Il retira le chargeur en soupirant et la lui donna. La première sensation qu'elle ressentit ce fut le poids. Elle était lourde et ses doigts arrivaient à peine à le tenir. L'instant suivant il la lui reprit et la rangea derrière son dos.

- Savana Dahazar, promettez-moi de plus jamais retoucher à une arme, murmura-t-il mi-figue mi-raisin.

Savana se pinça les lèvres et fit mine de réfléchir. Son expression faussement sévère ne tarda pas à déclencher en elle une vague de chaleur. L'ascenseur rompit ce moment.

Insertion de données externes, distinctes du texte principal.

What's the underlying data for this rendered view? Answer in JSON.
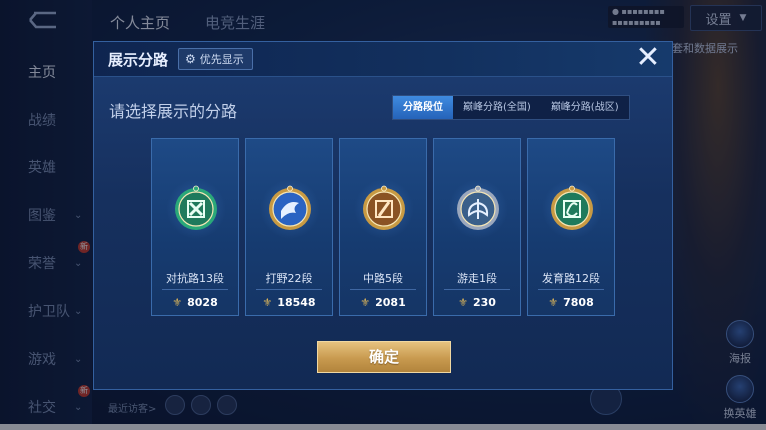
{
  "background": {
    "tabs": [
      "个人主页",
      "电竞生涯"
    ],
    "nav": [
      {
        "label": "主页",
        "active": true,
        "chevron": false,
        "badge": ""
      },
      {
        "label": "战绩",
        "active": false,
        "chevron": false,
        "badge": ""
      },
      {
        "label": "英雄",
        "active": false,
        "chevron": false,
        "badge": ""
      },
      {
        "label": "图鉴",
        "active": false,
        "chevron": true,
        "badge": ""
      },
      {
        "label": "荣誉",
        "active": false,
        "chevron": true,
        "badge": "新"
      },
      {
        "label": "护卫队",
        "active": false,
        "chevron": true,
        "badge": ""
      },
      {
        "label": "游戏",
        "active": false,
        "chevron": true,
        "badge": ""
      },
      {
        "label": "社交",
        "active": false,
        "chevron": true,
        "badge": "新"
      }
    ],
    "settings_label": "设置",
    "peek_text": "套和数据展示",
    "haifu_label": "海报",
    "huan_label": "换英雄",
    "recent_label": "最近访客>"
  },
  "modal": {
    "title": "展示分路",
    "priority_label": "优先显示",
    "close_symbol": "✕",
    "subtitle": "请选择展示的分路",
    "segments": [
      {
        "label": "分路段位",
        "active": true
      },
      {
        "label": "巅峰分路(全国)",
        "active": false
      },
      {
        "label": "巅峰分路(战区)",
        "active": false
      }
    ],
    "cards": [
      {
        "name": "对抗路13段",
        "score": "8028",
        "icon": "sword-emblem-icon",
        "ring": "#2aa879",
        "inner": "#1f7a5c"
      },
      {
        "name": "打野22段",
        "score": "18548",
        "icon": "dragon-emblem-icon",
        "ring": "#c89a43",
        "inner": "#2a63c2"
      },
      {
        "name": "中路5段",
        "score": "2081",
        "icon": "slash-emblem-icon",
        "ring": "#c89a43",
        "inner": "#8a5324"
      },
      {
        "name": "游走1段",
        "score": "230",
        "icon": "wing-emblem-icon",
        "ring": "#9aa7bd",
        "inner": "#3a5f8a"
      },
      {
        "name": "发育路12段",
        "score": "7808",
        "icon": "bow-emblem-icon",
        "ring": "#c89a43",
        "inner": "#1f7a5c"
      }
    ],
    "confirm_label": "确定"
  }
}
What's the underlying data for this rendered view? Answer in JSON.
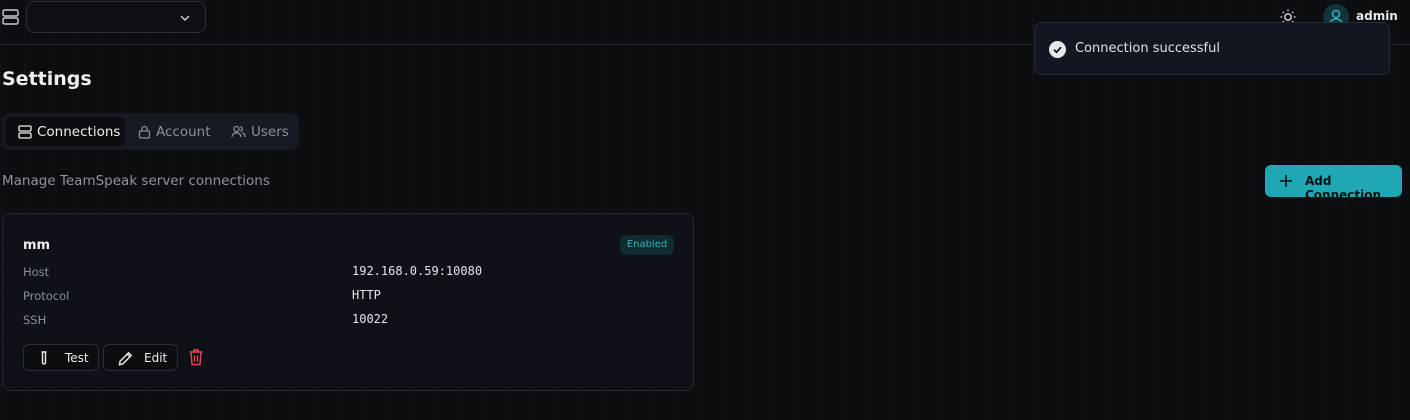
{
  "header": {
    "server_select_value": "",
    "user_name": "admin"
  },
  "toast": {
    "message": "Connection successful"
  },
  "page": {
    "title": "Settings",
    "subtitle": "Manage TeamSpeak server connections"
  },
  "tabs": [
    {
      "label": "Connections",
      "icon": "server-icon",
      "active": true
    },
    {
      "label": "Account",
      "icon": "lock-icon",
      "active": false
    },
    {
      "label": "Users",
      "icon": "users-icon",
      "active": false
    }
  ],
  "actions": {
    "add_connection_label": "Add Connection"
  },
  "connections": [
    {
      "name": "mm",
      "status": "Enabled",
      "fields": [
        {
          "label": "Host",
          "value": "192.168.0.59:10080"
        },
        {
          "label": "Protocol",
          "value": "HTTP"
        },
        {
          "label": "SSH",
          "value": "10022"
        }
      ],
      "buttons": {
        "test": "Test",
        "edit": "Edit"
      }
    }
  ],
  "colors": {
    "accent": "#1fa7b4",
    "background": "#0b0d11",
    "danger": "#e5484d"
  }
}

Il se dirigea vers celui-ci où l'un de ses hommes l'attendaient avec un sac. Savana les laissa échanger quelques mots et regarda pensivement son alliance. Sa fille ou son fils choisit cet instant précis pour lui donner un petit coup. Ils étaient si petits...sans défenses et ils n'avaient pas la moindre idée à quel point elle avait besoin de les entendre se manifester. Tandis qu'il continuait d'échanger avec son garde, Savana se mordilla la lèvre et s'entoura de ses bras jusqu'au salon pour allumer la télé insérée dans le mur. Désespérément elle chercha un canal d'informations. L'affaire faisait les gros titres et elle ignorais toujours comment Arik avait réussi à tenir la presse à distance. Sa tête se mit à tourner devant ce flot d'informations. La seule question qui importait à ses yeux c'était de savoir si Max resterait en prison. Pour ce faire, la dernière journée de ce procès serait sans doute la plus angoissante. Et si jamais les jurés décidaient de réduire sa peine ? Et s'ils jugeaient que les charges étaient trop minces pour le condamner à une peine plus lourde ? Prise de nausées, elle coupa la télé en portant ses doigts à sa bouche. Elle résistait aux larmes qui lui brûlaient les yeux et se concentra sur Arik. Celui-ci n'avait pas manqué la scène et la commenta d'un sombre regard.

- Et s'il gagnait ? Lâcha-t-elle d'un souffle par peur de ne plus pouvoir le dire.

Impassible, il demeura silencieux comme si cette question lui avait déjà traversée l'esprit. Sa bouche forma un rictus. Il quitta son regard pour le baisser sur son ventre. Et la réponse fut aussi tranchante qu'une lame :

- Alors je le tuerais.

Oh elle le croyais sur parole. Mais une part d'elle refusait qu'il aille jusqu'à défier les lois pour elle.

- Nous sommes en Amérique, ajouta-t-il au loin tout en posant les sacs sur le comptoir ; Mais j'ai suffisamment de pouvoir pour l'extrader chez moi, là où je fixe mes lois.

Sa voix lui parut tout à coup inhumaine. Elle ressentit la présence du monstre qui sommeillait en lui.

- En te quittant au cottage, j'ai longuement hésité avant de faire des recherches sur toi, reprit-il en s'approchant mains dans les poches ; Pour moi Savana Stilling était une croqueuse de diamants qui me devait deux millions de dollars.

Dans la brève pause qu'il imposa, son index se glissa sur la base de son menton.

- Je n'avais qu'une idée en tête retrouver la jeune inconnue du cottage, murmura-t-il en la contemplant comme s'il la voyait pour la première fois ; J'ai failli commettre une grave erreur lorsque j'ai décidé qu'il fallait mieux te laisser tranquille et t'oublier.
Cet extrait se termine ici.